There's pass-catching talent in 6-3 senior Josh Lee and 6-4 junior Kellen Binder, both of whom would get far more attention if they played for a team with more of a penchant for passing.

But that's not what Centennial is, nor is it what the Cougars want to be. They've gotten this far by being exactly who they are.

"If you ask our kids, 'Who are you?' they'll tell you, 'We're blue-collar. We're blue-collar kids that will hit you,'" said coach Mike Diggins, in his 33rd year at the school and 13th as head coach. "We've kind of ingrained that. And they really take pride in that."

For the north metro

Centennial will not only play for the first state championship in school history — it lost to Hutchinson 32-7 in the 1984 Class A championship game in its only Prep Bowl appearance — but Diggins believes that he, his staff and his players are also representing north metro football.

There's long been an undercurrent in high school football of regionality, with those who live on the north side of the metro nursing the lingering feeling that the advantages tend to break south.
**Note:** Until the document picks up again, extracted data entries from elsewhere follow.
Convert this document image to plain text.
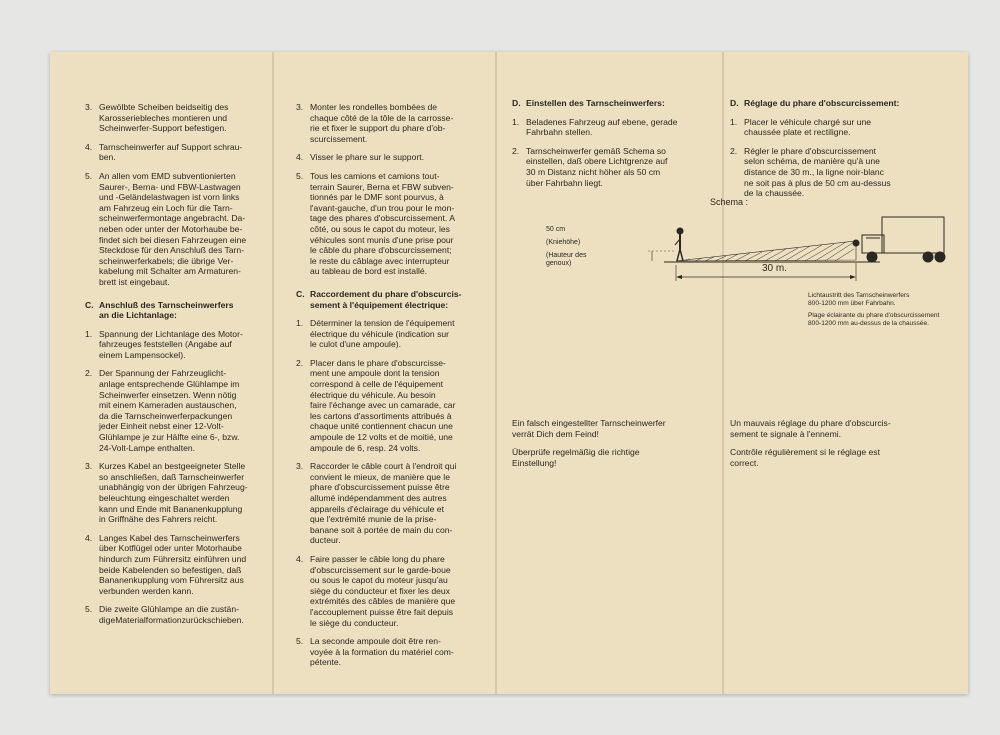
3. Gewölbte Scheiben beidseitig des
Karosseriebleches montieren und
Scheinwerfer-Support befestigen.
4. Tarnscheinwerfer auf Support schrau-
ben.
5. An allen vom EMD subventionierten
Saurer-, Berna- und FBW-Lastwagen
und -Geländelastwagen ist vorn links
am Fahrzeug ein Loch für die Tarn-
scheinwerfermontage angebracht. Da-
neben oder unter der Motorhaube be-
findet sich bei diesen Fahrzeugen eine
Steckdose für den Anschluß des Tarn-
scheinwerferkabels; die übrige Ver-
kabelung mit Schalter am Armaturen-
brett ist eingebaut.
C. Anschluß des Tarnscheinwerfers
an die Lichtanlage:
1. Spannung der Lichtanlage des Motor-
fahrzeuges feststellen (Angabe auf
einem Lampensockel).
2. Der Spannung der Fahrzeuglicht-
anlage entsprechende Glühlampe im
Scheinwerfer einsetzen. Wenn nötig
mit einem Kameraden austauschen,
da die Tarnscheinwerferpackungen
jeder Einheit nebst einer 12-Volt-
Glühlampe je zur Hälfte eine 6-, bzw.
24-Volt-Lampe enthalten.
3. Kurzes Kabel an bestgeeigneter Stelle
so anschließen, daß Tarnscheinwerfer
unabhängig von der übrigen Fahrzeug-
beleuchtung eingeschaltet werden
kann und Ende mit Bananenkupplung
in Griffnähe des Fahrers reicht.
4. Langes Kabel des Tarnscheinwerfers
über Kotflügel oder unter Motorhaube
hindurch zum Führersitz einführen und
beide Kabelenden so befestigen, daß
Bananenkupplung vom Führersitz aus
verbunden werden kann.
5. Die zweite Glühlampe an die zustän-
digeMaterialformationzurückschieben.
3. Monter les rondelles bombées de
chaque côté de la tôle de la carrosse-
rie et fixer le support du phare d'ob-
scurcissement.
4. Visser le phare sur le support.
5. Tous les camions et camions tout-
terrain Saurer, Berna et FBW subven-
tionnés par le DMF sont pourvus, à
l'avant-gauche, d'un trou pour le mon-
tage des phares d'obscurcissement. A
côté, ou sous le capot du moteur, les
véhicules sont munis d'une prise pour
le câble du phare d'obscurcissement;
le reste du câblage avec interrupteur
au tableau de bord est installé.
C. Raccordement du phare d'obscurcis-
sement à l'équipement électrique:
1. Déterminer la tension de l'équipement
électrique du véhicule (indication sur
le culot d'une ampoule).
2. Placer dans le phare d'obscurcisse-
ment une ampoule dont la tension
correspond à celle de l'équipement
électrique du véhicule. Au besoin
faire l'échange avec un camarade, car
les cartons d'assortiments attribués à
chaque unité contiennent chacun une
ampoule de 12 volts et de moitié, une
ampoule de 6, resp. 24 volts.
3. Raccorder le câble court à l'endroit qui
convient le mieux, de manière que le
phare d'obscurcissement puisse être
allumé indépendamment des autres
appareils d'éclairage du véhicule et
que l'extrémité munie de la prise-
banane soit à portée de main du con-
ducteur.
4. Faire passer le câble long du phare
d'obscurcissement sur le garde-boue
ou sous le capot du moteur jusqu'au
siège du conducteur et fixer les deux
extrémités des câbles de manière que
l'accouplement puisse être fait depuis
le siège du conducteur.
5. La seconde ampoule doit être ren-
voyée à la formation du matériel com-
pétente.
D. Einstellen des Tarnscheinwerfers:
1. Beladenes Fahrzeug auf ebene, gerade
Fahrbahn stellen.
2. Tarnscheinwerfer gemäß Schema so
einstellen, daß obere Lichtgrenze auf
30 m Distanz nicht höher als 50 cm
über Fahrbahn liegt.
D. Réglage du phare d'obscurcissement:
1. Placer le véhicule chargé sur une
chaussée plate et rectiligne.
2. Régler le phare d'obscurcissement
selon schéma, de manière qu'à une
distance de 30 m., la ligne noir-blanc
ne soit pas à plus de 50 cm au-dessus
de la chaussée.
Ein falsch eingestellter Tarnscheinwerfer
verrät Dich dem Feind!
Überprüfe regelmäßig die richtige
Einstellung!
Un mauvais réglage du phare d'obscurcis-
sement te signale à l'ennemi.
Contrôle régulièrement si le réglage est
correct.
Schema :
50 cm
(Kniehöhe)
(Hauteur des
genoux)	30 m.
Lichtaustritt des Tarnscheinwerfers
800-1200 mm über Fahrbahn.
Plage éclairante du phare d'obscurcissement
800-1200 mm au-dessus de la chaussée.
Maple Grove (2022), Totino-Grace (2016) and Osseo (2015) all won Class 6A titles, but 17 large-school state champions since 2000 have come from the south or west metro.

"I don't think north metro football gets the credit it deserves," Diggins said. "You watch, next year north metro, the north district is going to be very good. We lose 19 seniors, so we'll be down a little bit, but Anoka has everybody back. Maple Grove is going to be scary. Champlin Park is turning things around, and Coon Rapids is opening the door."

This year started last year

Whiting said a game in 2022 against a team from across town set the tone for this season.

"We were playing Minnetonka and we were losing 7-0," Whiting recalled, a grin creeping across his face. "Out of nowhere, they threw me in there to run the ball. On the first play, I got 15 yards. I just stayed in the game."

With Whiting as the backfield battering ram, Centennial rallied for an 8-7 victory, and Whiting scored the winning touchdown and two-point conversion run with 2:37 remaining. It wasn't pretty, but it fit the Cougars' profile, and it carried over to this season.

Diggins said he never will doubt this roster of players. He's learned the job eventually will get done.

"This group really works hard," Diggins said. "They're very quiet. They don't talk too much about the game. They just go play. Sometimes they drive me up the wall in practice because you think they're not working, but they really are. They're just very confident."